/u/awesomemousepad repurposes an old thrift-store coffee maker into a towel and shave mug warmer.
Here’s the FDA’s list of approved pigments for cosmetic use. They’re further limited by area of application, such as the eyes and lips.
Unlike cosmetics and personal care products, art supplies aren’t required to list their composition. Crayola crayons are made with paraffin wax, however we as consumers aren’t privy to which pigments are used to colour their products.
of what industry trade group
(ACMI) non-toxic label is and isn’t.
The [ACMI] also argues that while some institute-approved products may contain heavy metals, they are present in small enough quantities to be considered nontoxic. “If it’s not going to hurt you, then it can be labelled nontoxic,” said Laurie Doyle, associate director of the institute. “The [state health department] does have a difference of opinion on that.”
Do note that this information appears to be from the late 1980s, so their policy may have changed. Unfortunately, it has been difficult for me to find updated policies and discussion.
The latest I could find from the ACMI was them questioning whether there was enough data to label BPA as a reproductive toxicant.
…your thoughts on the benefits of astaxanthin (taken orally or applied topically) for hyperpigmentation?, which sunscreens do you use (do you use any Canadian brands?), steps non-cosmetic-chemists should take to be more informed, and what your skin care routine is like. Sorry for the barrage!
Hi battleofhe-s, thanks again for the questions!
I’m going to try to post more often, at least weekly. I’ve also setup a Twitter account at @kindofstephen.
There’s only a few (maybe only one) studies that have shown astaxanthin is beneficial for hyperpigmentation, and only topically. It’s believed that astaxanthin helps reduce some processes induced in the skin by UVB exposure. However, most pigmentation of the skin is caused by UVA exposure. I’d still prefer a person use a well formulated sunscreen that offers similar UVA and UVB protection. Orally, carotenes like astaxanthin and beta carotene can tint the skin yellow/orange which may provide a masking effect. They can also provide a UVB protective effect when taken orally, but again does not replace a sunscreen. Astaxanthin is quite expensive, and beta carotene functions similarly (as does lycopene) and can be found in supplements and foods like sweet potato, carrots, dark leafy vegetables. An insane amount can be found in a Southeast Asian fruit called gac, but I’ve never been able to find it 🙁
I actually use a Canadian sunscreen! From L’Oreal’s brand Ombrelle. Ombrelle was originally independent, but was acquired by L’Oreal at some point in the 90s – I believe. Anyways, Ombrelle uses many next-generation sunscreens like Mexoryl XL and Mexoryl SX. I use the Ombrelle Kids Water Resistant Lotion SPF 60. Ombrelle Complete Lotion SPF 60 is also a great one.

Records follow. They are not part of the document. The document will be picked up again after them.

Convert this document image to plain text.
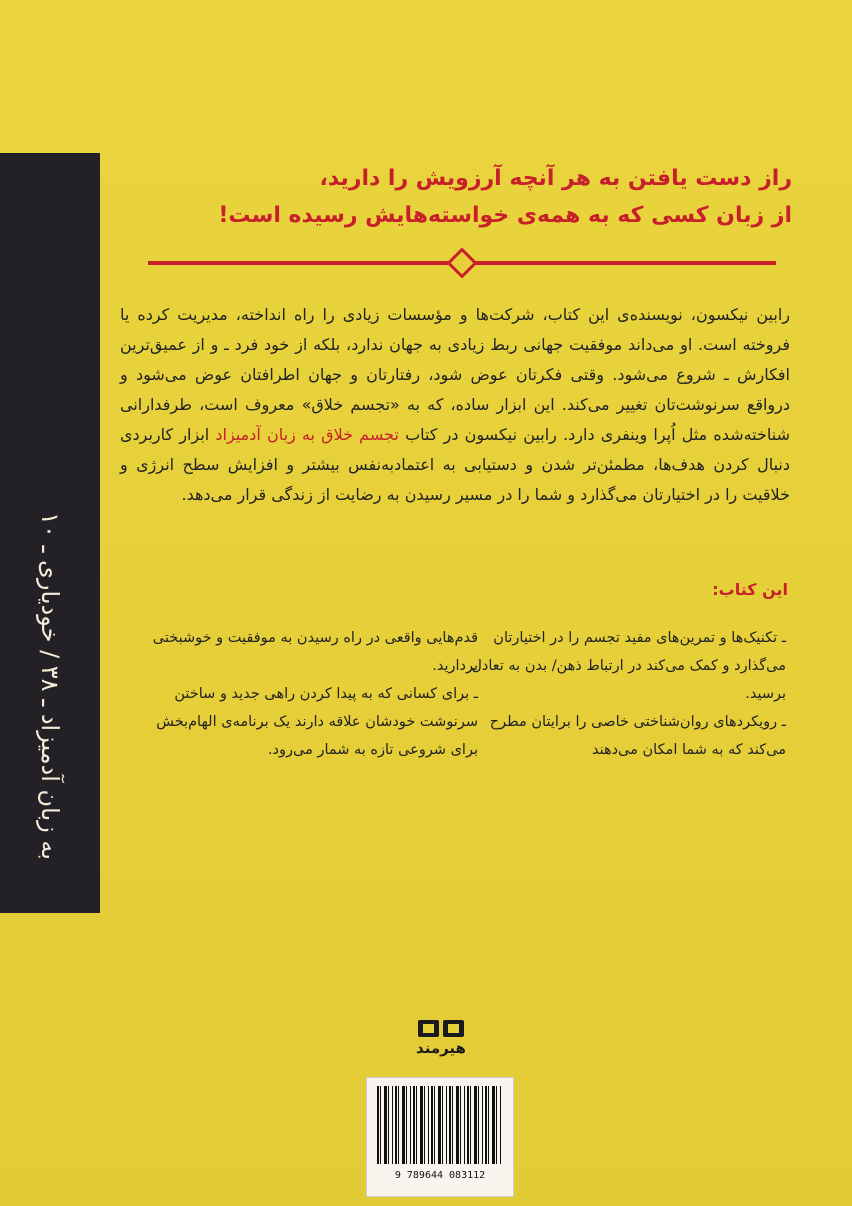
به زبان آدمیزاد ـ ۳۸ / خودیاری ـ ۱۰
راز دست یافتن به هر آنچه آرزویش را دارید،
از زبان کسی که به همه‌ی خواسته‌هایش رسیده است!
رابین نیکسون، نویسنده‌ی این کتاب، شرکت‌ها و مؤسسات زیادی را راه انداخته، مدیریت کرده یا فروخته است. او می‌داند موفقیت جهانی ربط زیادی به جهان ندارد، بلکه از خود فرد ـ و از عمیق‌ترین افکارش ـ شروع می‌شود. وقتی فکرتان عوض شود، رفتارتان و جهان اطرافتان عوض می‌شود و درواقع سرنوشت‌تان تغییر می‌کند. این ابزار ساده، که به «تجسم خلاق» معروف است، طرفدارانی شناخته‌شده مثل اُپرا وینفری دارد. رابین نیکسون در کتاب تجسم خلاق به زبان آدمیزاد ابزار کاربردی دنبال کردن هدف‌ها، مطمئن‌تر شدن و دستیابی به اعتمادبه‌نفس بیشتر و افزایش سطح انرژی و خلاقیت را در اختیارتان می‌گذارد و شما را در مسیر رسیدن به رضایت از زندگی قرار می‌دهد.
این کتاب:
ـ تکنیک‌ها و تمرین‌های مفید تجسم را در اختیارتان می‌گذارد و کمک می‌کند در ارتباط ذهن/ بدن به تعادل برسید.
ـ رویکردهای روان‌شناختی خاصی را برایتان مطرح می‌کند که به شما امکان می‌دهند
قدم‌هایی واقعی در راه رسیدن به موفقیت و خوشبختی بردارید.
ـ برای کسانی که به پیدا کردن راهی جدید و ساختن سرنوشت خودشان علاقه دارند یک برنامه‌ی الهام‌بخش برای شروعی تازه به شمار می‌رود.
هیرمند
9 789644 083112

The sunscreens are thick and aren’t great for humid days due to the high glycerin content, but I’ve learned to manage. I do have a Bioderma Photoderm MAX Spray SPF 50+ that I will spray into my hands then apply to my face for days where I really don’t want to look shiny at all. I’m not sure if it’s available locally in Canada though, I ordered mine online (or have friends bring it back from Europe).
Look for high levels of drometrizole trisiloxane (Mexoryl XL) and terephthalylidene dicamphor sulfonic acid (Mexoryl SX) in L’Oreal brands (as they have it patented) and bis-ethylhexyloxyphenol methoxyphenyl triazine (Bemotrizinol, Tinosorb S, or Escalol S) and bis-benzotriazolyl tetramethylbutylphenol (Bisoctrizole or Tinosorb M).
Brands available in Canada that have next-generation sunscreens include Bioderma, Avene, La Roche Posay, and Vichy.
Ombrelle is still the most economical one I’ve found and you can often find $3 CAD coupons online.
I think the best thing a non-chemist can do to help understand all the information available now is to take a MOOC. A first year undergraduate course in organic chemistry will help you understand the reactions, structures, and nomenclature that can often be daunting or confusing. The University of Berkeley also has a great anatomy course that covers the integumentary system available on iTunes (Lectures 43 and 44).
I currently use a micellar water (diluted low-foam surfactant solution) to cleanse my face, and an oil based (oil and surfactant solution) to cleanse my body. Then sunscreen. I also use prescription retinoids, but rotate that with 10% vitamin C and 4% niacinamide – as I am prone to hyperpigmentation.
I’m also constantly testing out new ingredients and formulations, which often means that my skin can be irritated. This is why I try to keep my regular routine quite simple!